Under the provisions of the Ordinance of 1787 a voter was required to be a free white male of twenty-one years or more, a resident of the district, and the owner of fifty acres of land in the district. The desire for a more liberal suffrage was apparent at an early date in Indiana Territory. Numerous petitions were submitted. In 1808 the Tenth Congress made a small but significant concession by extending the suffrage to those holding town lots with a minimum value of $100.00. (20)
AN ACT Extending the right of suffrage in the Indiana Territory.
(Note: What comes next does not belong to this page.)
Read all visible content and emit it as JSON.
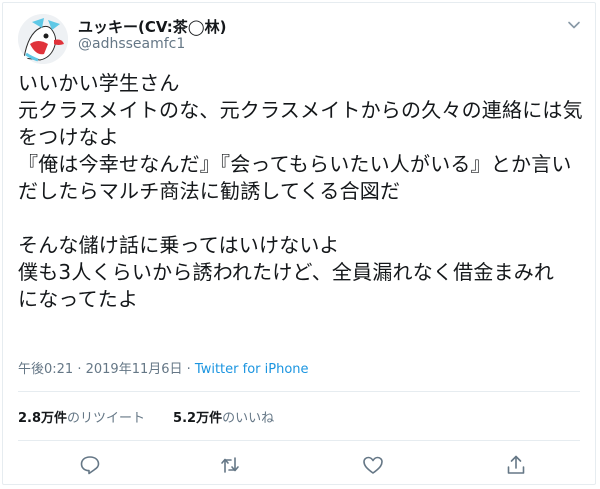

Be it enacted by the Senate and House of Representatives of the United States of America, in Congress assembled, That every free white male person in the Indiana territory, above the age of twenty-one years, having been a citizen of the United States, and resident in the said territory, one year next preceding an election of representatives, and who has a legal or equitable title to a tract of land of the quantity of fifty acres, or who may become the purchaser from the United States of a tract of land of the quantity of fifty acres, or who holds in his own right a town lot of the value of one hundred dollars, shall be entitled to vote for the representatives to the general assembly of the said territory.
J. B. VARNUM
Speaker of the House of Representatives.
GEO. CLINTON
Vice-President of the United States, and
President of the Senate.
February 26, 1808.
APPROVED,
TH: Jefferson
(20) The Laws of the United States of America: Acts Passed at the First Session of the Tenth Congress of the United States (Washington, 1809), IX, 54-55; U.S. Statues at Large, II, 469, cf. 525; Annals of Congress, 10 Cong., 1 Sess., 2834; Carter (ed.), Territorial Papers, VII, 526. For an excellent discussion of the democratic movement see John D. Barnhart, Valley of Democracy: The Frontier Versus the Plantation in the Ohio Valley, 1775-1818 (Bloomington, Indiana, 1953), 161-177.